Job Summary
We are seeking a Senior Infrastructure Engineer to serve as the long-term technical owner of virtualization, server, storage, backup, and network infrastructure supporting critical SCADA and engineering systems.
This is a hands-on senior individual contributor role responsible for operational reliability, high availability, cybersecurity alignment, and disaster recovery readiness across VMware and Hyper-V environments. The ideal candidate has experience supporting production OT/industrial environments and understands the accountability required for systems that directly impact operational uptime.
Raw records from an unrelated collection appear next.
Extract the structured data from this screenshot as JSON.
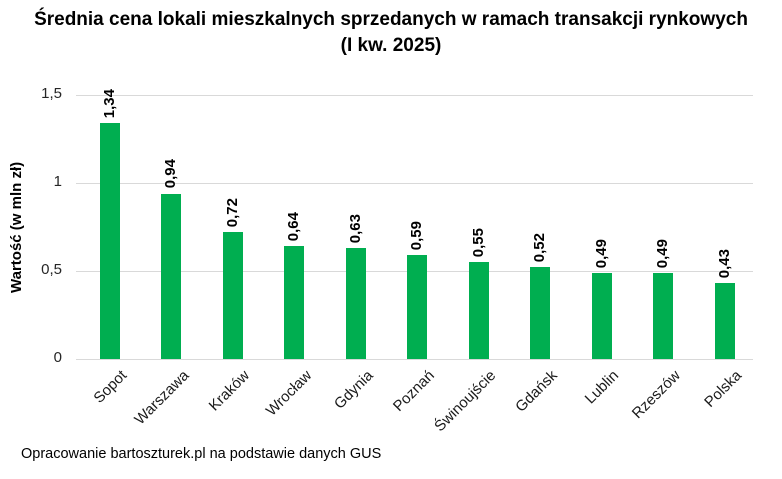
{
  "page": {
    "title": "Średnia cena lokali mieszkalnych sprzedanych w ramach transakcji rynkowych (I kw. 2025)",
    "footer": "Opracowanie bartoszturek.pl na podstawie danych GUS"
  },
  "chart_data": {
    "type": "bar",
    "title": "Średnia cena lokali mieszkalnych sprzedanych w ramach transakcji rynkowych (I kw. 2025)",
    "ylabel": "Wartość (w mln zł)",
    "xlabel": "",
    "categories": [
      "Sopot",
      "Warszawa",
      "Kraków",
      "Wrocław",
      "Gdynia",
      "Poznań",
      "Świnoujście",
      "Gdańsk",
      "Lublin",
      "Rzeszów",
      "Polska"
    ],
    "values": [
      1.34,
      0.94,
      0.72,
      0.64,
      0.63,
      0.59,
      0.55,
      0.52,
      0.49,
      0.49,
      0.43
    ],
    "value_labels": [
      "1,34",
      "0,94",
      "0,72",
      "0,64",
      "0,63",
      "0,59",
      "0,55",
      "0,52",
      "0,49",
      "0,49",
      "0,43"
    ],
    "ylim": [
      0,
      1.5
    ],
    "yticks": [
      {
        "value": 0,
        "label": "0"
      },
      {
        "value": 0.5,
        "label": "0,5"
      },
      {
        "value": 1,
        "label": "1"
      },
      {
        "value": 1.5,
        "label": "1,5"
      }
    ],
    "grid": "horizontal",
    "legend": false,
    "bar_color": "#00AE50",
    "gridline_color": "#D9D9D9",
    "annotation": "Opracowanie bartoszturek.pl na podstawie danych GUS"
  }
}
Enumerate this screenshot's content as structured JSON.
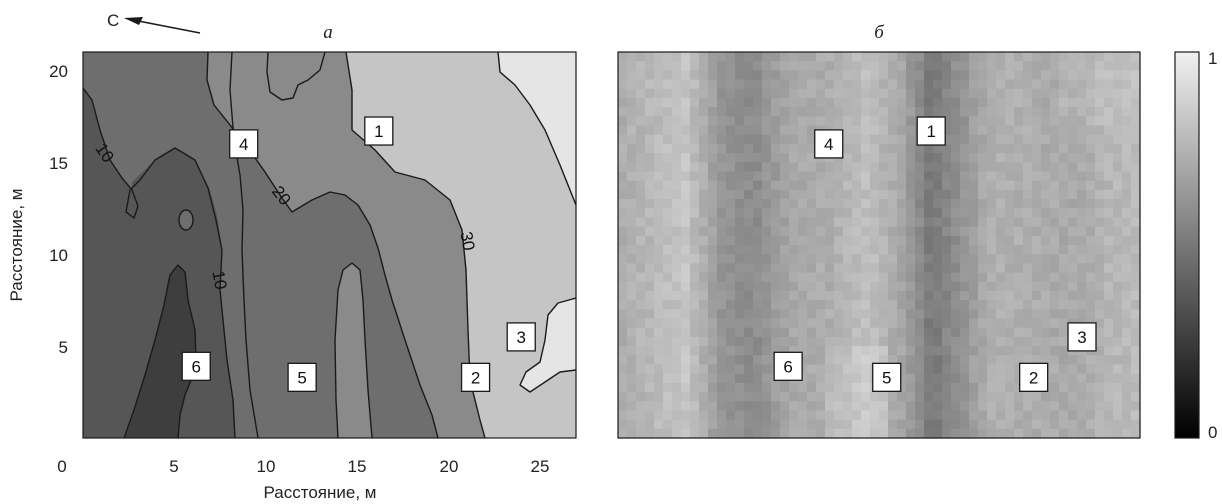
{
  "chart_data": [
    {
      "type": "contour",
      "title": "а",
      "xlabel": "Расстояние, м",
      "ylabel": "Расстояние, м",
      "xlim": [
        0,
        27
      ],
      "ylim": [
        0,
        21
      ],
      "xticks": [
        "0",
        "5",
        "10",
        "15",
        "20",
        "25"
      ],
      "yticks": [
        "5",
        "10",
        "15",
        "20"
      ],
      "north_label": "С",
      "contour_labels": [
        "10",
        "20",
        "10",
        "30"
      ],
      "fill_colors": [
        "#565656",
        "#6e6e6e",
        "#8a8a8a",
        "#a8a8a8",
        "#c5c5c5",
        "#e5e5e5"
      ],
      "markers": [
        {
          "label": "1",
          "x": 16.2,
          "y": 16.7
        },
        {
          "label": "2",
          "x": 21.5,
          "y": 3.3
        },
        {
          "label": "3",
          "x": 24.0,
          "y": 5.5
        },
        {
          "label": "4",
          "x": 8.8,
          "y": 16.0
        },
        {
          "label": "5",
          "x": 12.0,
          "y": 3.3
        },
        {
          "label": "6",
          "x": 6.2,
          "y": 3.9
        }
      ]
    },
    {
      "type": "heatmap",
      "title": "б",
      "xlim": [
        0,
        27
      ],
      "ylim": [
        0,
        21
      ],
      "colorbar": {
        "min_label": "0",
        "max_label": "1",
        "min": 0,
        "max": 1,
        "colormap": "gray"
      },
      "markers": [
        {
          "label": "1",
          "x": 16.2,
          "y": 16.7
        },
        {
          "label": "2",
          "x": 21.5,
          "y": 3.3
        },
        {
          "label": "3",
          "x": 24.0,
          "y": 5.5
        },
        {
          "label": "4",
          "x": 10.9,
          "y": 16.0
        },
        {
          "label": "5",
          "x": 13.9,
          "y": 3.3
        },
        {
          "label": "6",
          "x": 8.8,
          "y": 3.9
        }
      ]
    }
  ]
}
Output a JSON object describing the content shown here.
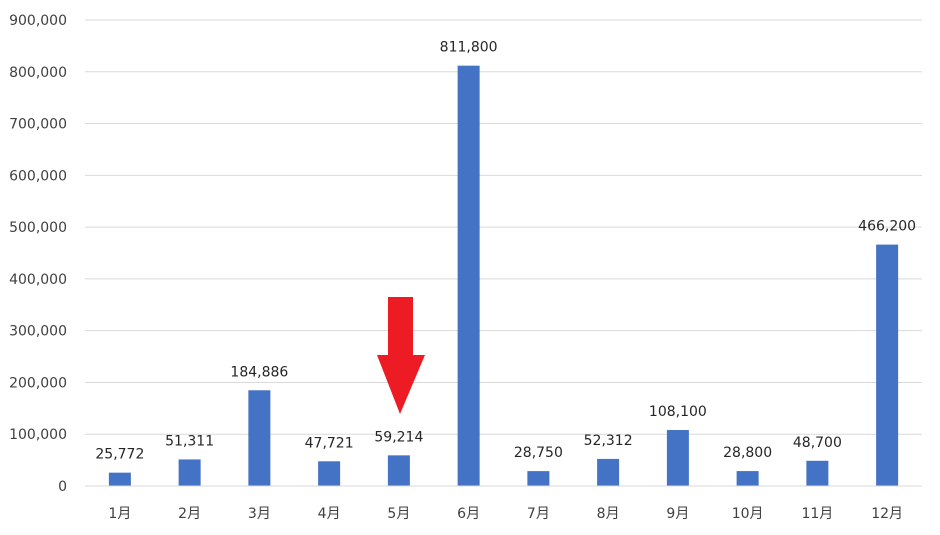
{
  "chart_data": {
    "type": "bar",
    "categories": [
      "1月",
      "2月",
      "3月",
      "4月",
      "5月",
      "6月",
      "7月",
      "8月",
      "9月",
      "10月",
      "11月",
      "12月"
    ],
    "values": [
      25772,
      51311,
      184886,
      47721,
      59214,
      811800,
      28750,
      52312,
      108100,
      28800,
      48700,
      466200
    ],
    "value_labels": [
      "25,772",
      "51,311",
      "184,886",
      "47,721",
      "59,214",
      "811,800",
      "28,750",
      "52,312",
      "108,100",
      "28,800",
      "48,700",
      "466,200"
    ],
    "y_ticks": [
      0,
      100000,
      200000,
      300000,
      400000,
      500000,
      600000,
      700000,
      800000,
      900000
    ],
    "y_tick_labels": [
      "0",
      "100,000",
      "200,000",
      "300,000",
      "400,000",
      "500,000",
      "600,000",
      "700,000",
      "800,000",
      "900,000"
    ],
    "ylim": [
      0,
      900000
    ],
    "grid": true,
    "legend": false,
    "bar_color": "#4472C4",
    "annotation": {
      "type": "arrow",
      "direction": "down",
      "points_to": "5月",
      "color": "#ED1C24"
    }
  }
}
This role participates in on-call rotation, supports scheduled plant outage patch windows, and serves as a primary escalation point for infrastructure-related incidents.
Key Responsibilities
Infrastructure & Virtualization Ownership
- Own lifecycle management of VMware ESXi/vCenter and Microsoft Hyper-V environments.
- Design, maintain, and optimize HA clusters (VMware HA/DRS and Hyper-V Failover Clustering).
- Perform hypervisor patching, upgrades, and lifecycle management.
- Optimize virtual machine performance and resource allocation.
- Maintain standardized templates and configuration governance.
Backup & Disaster Recovery (Veeam)
- Administer and optimize Veeam Backup & Replication.
- Define and maintain RPO/RTO targets for critical systems.
- Perform periodic restore validation and disaster recovery testing.
- Maintain documented recovery procedures and DR runbooks.
- Manage multi-site backup strategies, including full and incremental backups.
Networking & Security
- Deploy and troubleshoot enterprise networks, including Firewalling, routing, and switching/VLAN architecture.
- Support routing fundamentals and firewall rule governance.
- Maintain secure IT/OT segmentation design.
- Support patch compliance and vulnerability remediation initiatives.
- Participate in firewall reviews and security hardening efforts.
- Familiarity with industrial protocols (Modbus, DNP3, OPC-UA) preferred.
Operational Excellence & Incident Response
- Serve as a senior escalation point during infrastructure incidents.
- Lead root cause analysis (RCA) following outages or service degradation.
- Monitor infrastructure performance, storage health, and system capacity.
- Proactively identify risks and implement mitigation strategies.
- Develop and maintain infrastructure standards, SOPs, and documentation.
Availability & Support Expectations
- Participate in on-call rotation.
- Support scheduled maintenance during plant outage windows.
- Support occasional off-hours deployments as required.
- Ensure minimal operational disruption during maintenance activities.